Chaira sedang berpikir bagaimana beralasan terbaik kepada orang tuanya. Sampai dia merasa frustasi, meninggalkan Aigham sendiri disaat seperti ini sangat memberi beban pikirannya.
"Makin gila nih gua kalo ga langsung ngomong ke Bunda." Monolognya kesal. Chaira merogoh handphone nya dari saku celananya dan mencari log panggilan yang ia berinama Bunda. Setelah menemukannya, Chaira langsung menghubungi nomor kontak itu. Tak butuh waktu lama panggilan itu langsung di terima oleh Megan.
"Assalamu'alaikum, Ndok? Kunaon?" Tanya nya lembut seperti seorang ibu biasanya.
"Mmmmm, Bund.
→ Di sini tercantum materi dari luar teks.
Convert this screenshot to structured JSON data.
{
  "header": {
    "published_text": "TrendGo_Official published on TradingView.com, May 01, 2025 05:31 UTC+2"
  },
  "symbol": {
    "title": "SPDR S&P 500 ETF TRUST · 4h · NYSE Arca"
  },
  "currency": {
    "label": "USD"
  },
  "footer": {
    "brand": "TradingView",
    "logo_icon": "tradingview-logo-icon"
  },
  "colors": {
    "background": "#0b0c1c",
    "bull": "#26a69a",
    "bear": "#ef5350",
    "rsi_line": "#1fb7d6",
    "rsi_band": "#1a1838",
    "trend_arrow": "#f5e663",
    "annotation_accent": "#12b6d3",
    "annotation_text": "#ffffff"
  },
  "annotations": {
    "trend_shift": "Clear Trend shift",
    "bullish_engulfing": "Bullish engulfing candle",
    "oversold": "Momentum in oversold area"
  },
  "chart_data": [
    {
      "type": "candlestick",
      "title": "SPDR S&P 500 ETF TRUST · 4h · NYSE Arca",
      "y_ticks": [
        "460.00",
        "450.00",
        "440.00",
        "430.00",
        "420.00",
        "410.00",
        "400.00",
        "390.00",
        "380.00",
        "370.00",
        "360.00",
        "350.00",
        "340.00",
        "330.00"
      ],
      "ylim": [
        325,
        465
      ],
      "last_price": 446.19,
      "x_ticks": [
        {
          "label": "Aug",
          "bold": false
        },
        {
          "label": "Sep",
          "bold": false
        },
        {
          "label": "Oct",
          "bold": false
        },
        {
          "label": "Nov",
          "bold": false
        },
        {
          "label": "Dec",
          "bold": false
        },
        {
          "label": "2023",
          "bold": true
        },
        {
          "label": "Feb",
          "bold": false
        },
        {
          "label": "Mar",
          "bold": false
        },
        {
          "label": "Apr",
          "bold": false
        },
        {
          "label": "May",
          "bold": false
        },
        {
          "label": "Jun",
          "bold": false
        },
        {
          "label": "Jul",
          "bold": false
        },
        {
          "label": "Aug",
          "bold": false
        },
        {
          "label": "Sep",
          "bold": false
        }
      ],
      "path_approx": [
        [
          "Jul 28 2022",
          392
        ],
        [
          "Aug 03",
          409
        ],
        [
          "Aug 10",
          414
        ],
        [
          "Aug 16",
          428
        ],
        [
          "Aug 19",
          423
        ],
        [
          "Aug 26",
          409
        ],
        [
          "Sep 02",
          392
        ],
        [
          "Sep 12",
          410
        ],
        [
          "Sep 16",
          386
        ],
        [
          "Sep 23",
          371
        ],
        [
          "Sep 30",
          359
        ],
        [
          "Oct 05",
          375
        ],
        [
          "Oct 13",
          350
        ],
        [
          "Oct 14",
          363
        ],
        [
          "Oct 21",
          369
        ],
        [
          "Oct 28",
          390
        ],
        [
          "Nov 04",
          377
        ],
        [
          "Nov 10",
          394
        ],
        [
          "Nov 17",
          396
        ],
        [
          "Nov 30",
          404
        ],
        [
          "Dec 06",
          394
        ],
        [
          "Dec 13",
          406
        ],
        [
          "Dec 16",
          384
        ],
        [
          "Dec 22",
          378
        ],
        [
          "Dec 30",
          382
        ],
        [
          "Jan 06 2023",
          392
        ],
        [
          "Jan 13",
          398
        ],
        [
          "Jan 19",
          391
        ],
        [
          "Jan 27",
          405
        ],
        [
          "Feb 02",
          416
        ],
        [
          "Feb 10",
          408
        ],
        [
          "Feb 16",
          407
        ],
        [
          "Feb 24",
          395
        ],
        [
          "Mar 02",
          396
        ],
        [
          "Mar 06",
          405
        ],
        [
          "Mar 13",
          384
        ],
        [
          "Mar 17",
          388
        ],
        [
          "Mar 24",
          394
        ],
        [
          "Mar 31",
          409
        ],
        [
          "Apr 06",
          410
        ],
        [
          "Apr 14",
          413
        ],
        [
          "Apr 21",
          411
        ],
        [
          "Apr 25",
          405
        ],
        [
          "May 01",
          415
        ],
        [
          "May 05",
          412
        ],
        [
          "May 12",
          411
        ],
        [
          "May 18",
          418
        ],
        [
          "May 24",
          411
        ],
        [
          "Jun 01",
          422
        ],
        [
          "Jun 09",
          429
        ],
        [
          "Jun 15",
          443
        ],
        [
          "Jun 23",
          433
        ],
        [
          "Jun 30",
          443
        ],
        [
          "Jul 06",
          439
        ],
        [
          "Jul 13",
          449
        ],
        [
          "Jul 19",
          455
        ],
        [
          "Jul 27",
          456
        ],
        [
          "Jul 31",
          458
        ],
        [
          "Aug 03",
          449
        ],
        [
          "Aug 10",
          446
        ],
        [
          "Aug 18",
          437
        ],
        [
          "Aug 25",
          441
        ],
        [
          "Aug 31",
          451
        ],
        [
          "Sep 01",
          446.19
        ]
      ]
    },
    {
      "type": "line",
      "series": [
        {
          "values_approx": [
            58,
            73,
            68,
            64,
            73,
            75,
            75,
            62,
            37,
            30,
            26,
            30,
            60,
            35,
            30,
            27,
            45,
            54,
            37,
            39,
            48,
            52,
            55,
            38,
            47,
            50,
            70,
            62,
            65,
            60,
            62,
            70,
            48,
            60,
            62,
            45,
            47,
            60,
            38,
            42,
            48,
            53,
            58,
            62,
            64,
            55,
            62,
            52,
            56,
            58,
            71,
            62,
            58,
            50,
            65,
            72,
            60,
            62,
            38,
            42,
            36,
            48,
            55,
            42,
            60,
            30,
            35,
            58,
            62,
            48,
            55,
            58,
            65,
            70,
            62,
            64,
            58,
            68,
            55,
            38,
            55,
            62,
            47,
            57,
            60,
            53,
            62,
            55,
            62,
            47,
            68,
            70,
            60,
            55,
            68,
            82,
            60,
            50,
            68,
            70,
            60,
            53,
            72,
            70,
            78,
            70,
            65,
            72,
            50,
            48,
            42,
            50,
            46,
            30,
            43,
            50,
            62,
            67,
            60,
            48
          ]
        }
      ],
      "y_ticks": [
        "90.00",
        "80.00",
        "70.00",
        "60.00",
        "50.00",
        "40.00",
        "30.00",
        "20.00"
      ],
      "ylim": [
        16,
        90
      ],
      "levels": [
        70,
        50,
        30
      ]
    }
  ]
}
Chaira mo nginep di rumah temen boleh ga bund?" Ujar Chaira ragu.
" Bade mondok dimana teh? Atos wengi kieu." Ujar Megan khawatir.
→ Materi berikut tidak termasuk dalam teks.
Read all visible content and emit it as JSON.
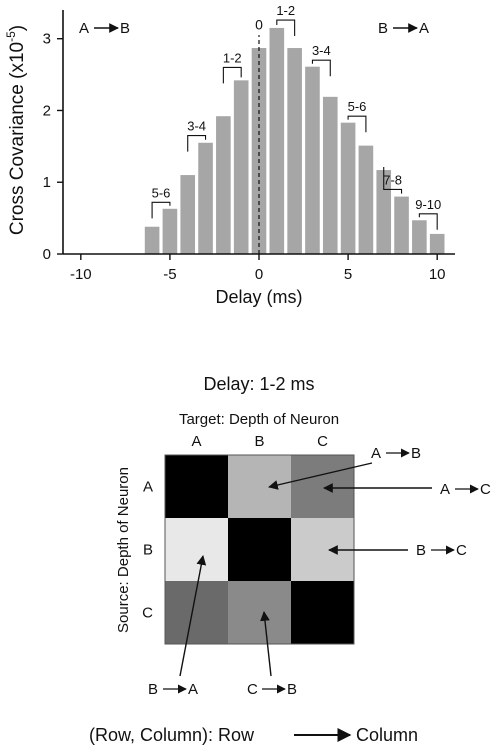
{
  "chart_data": [
    {
      "type": "bar",
      "xlabel": "Delay (ms)",
      "ylabel": "Cross Covariance (x10",
      "ylabel_exponent": "-5",
      "ylabel_close": ")",
      "xlim": [
        -11,
        11
      ],
      "ylim": [
        0,
        3.4
      ],
      "x_ticks": [
        -10,
        -5,
        0,
        5,
        10
      ],
      "x_tick_labels": [
        "-10",
        "-5",
        "0",
        "5",
        "10"
      ],
      "y_ticks": [
        0,
        1,
        2,
        3
      ],
      "y_tick_labels": [
        "0",
        "1",
        "2",
        "3"
      ],
      "bar_color": "#a6a6a6",
      "x": [
        -6,
        -5,
        -4,
        -3,
        -2,
        -1,
        0,
        1,
        2,
        3,
        4,
        5,
        6,
        7,
        8,
        9,
        10
      ],
      "values": [
        0.38,
        0.63,
        1.1,
        1.55,
        1.92,
        2.42,
        2.87,
        3.15,
        2.87,
        2.61,
        2.19,
        1.83,
        1.51,
        1.17,
        0.8,
        0.47,
        0.28
      ],
      "bar_width": 0.82,
      "zero_line_style": "dashed",
      "zero_label": "0",
      "direction_left": {
        "from": "A",
        "to": "B"
      },
      "direction_right": {
        "from": "B",
        "to": "A"
      },
      "brackets": [
        {
          "label": "5-6",
          "from": -6,
          "to": -5,
          "level": 0.72
        },
        {
          "label": "3-4",
          "from": -4,
          "to": -3,
          "level": 1.65
        },
        {
          "label": "1-2",
          "from": -2,
          "to": -1,
          "level": 2.6
        },
        {
          "label": "1-2",
          "from": 1,
          "to": 2,
          "level": 3.26
        },
        {
          "label": "3-4",
          "from": 3,
          "to": 4,
          "level": 2.7
        },
        {
          "label": "5-6",
          "from": 5,
          "to": 6,
          "level": 1.92
        },
        {
          "label": "7-8",
          "from": 7,
          "to": 8,
          "level": 0.9
        },
        {
          "label": "9-10",
          "from": 9,
          "to": 10,
          "level": 0.56
        }
      ]
    },
    {
      "type": "heatmap",
      "title": "Delay: 1-2 ms",
      "column_axis_label": "Target: Depth of Neuron",
      "row_axis_label": "Source: Depth of Neuron",
      "rows": [
        "A",
        "B",
        "C"
      ],
      "columns": [
        "A",
        "B",
        "C"
      ],
      "gray_levels": [
        [
          "#000000",
          "#b5b5b5",
          "#7c7c7c"
        ],
        [
          "#e8e8e8",
          "#000000",
          "#cbcbcb"
        ],
        [
          "#6a6a6a",
          "#8a8a8a",
          "#000000"
        ]
      ],
      "annotations": [
        {
          "from": "A",
          "to": "B",
          "row": 0,
          "col": 1
        },
        {
          "from": "A",
          "to": "C",
          "row": 0,
          "col": 2
        },
        {
          "from": "B",
          "to": "C",
          "row": 1,
          "col": 2
        },
        {
          "from": "B",
          "to": "A",
          "row": 1,
          "col": 0
        },
        {
          "from": "C",
          "to": "B",
          "row": 2,
          "col": 1
        }
      ],
      "caption": {
        "prefix": "(Row, Column): Row",
        "suffix": "Column"
      }
    }
  ]
}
" Chaira ngendong di bumina Zefanya, sakantenan bade ngerjakeun tugas, bunda."
" Tadi kan, bunda udah nyarios enging wengi teuing." Ujar bunda mengingatkan.
" Tapi bun ini mendadak. Chaira harus selesai wengi ayeuna,wios nya bun. chaira janji enying langsung uih." Mohon Chaira.
" Yaudah, bunda izinin. Tapi, kade jaga kelakuan, cing sopan ke orang rumah diditu. Jaga babasaan, ulah begadang juga." Pinta Megan.
"Makasiiiiiiih, Bunda. Assalamu'alaikum."
"Wa'alaikumussalam, jaga kelakuan." Ujar Megan mengingatkan.
"Siap." Jawab Chaira semangat, lalu memutuskan hubungan telfon.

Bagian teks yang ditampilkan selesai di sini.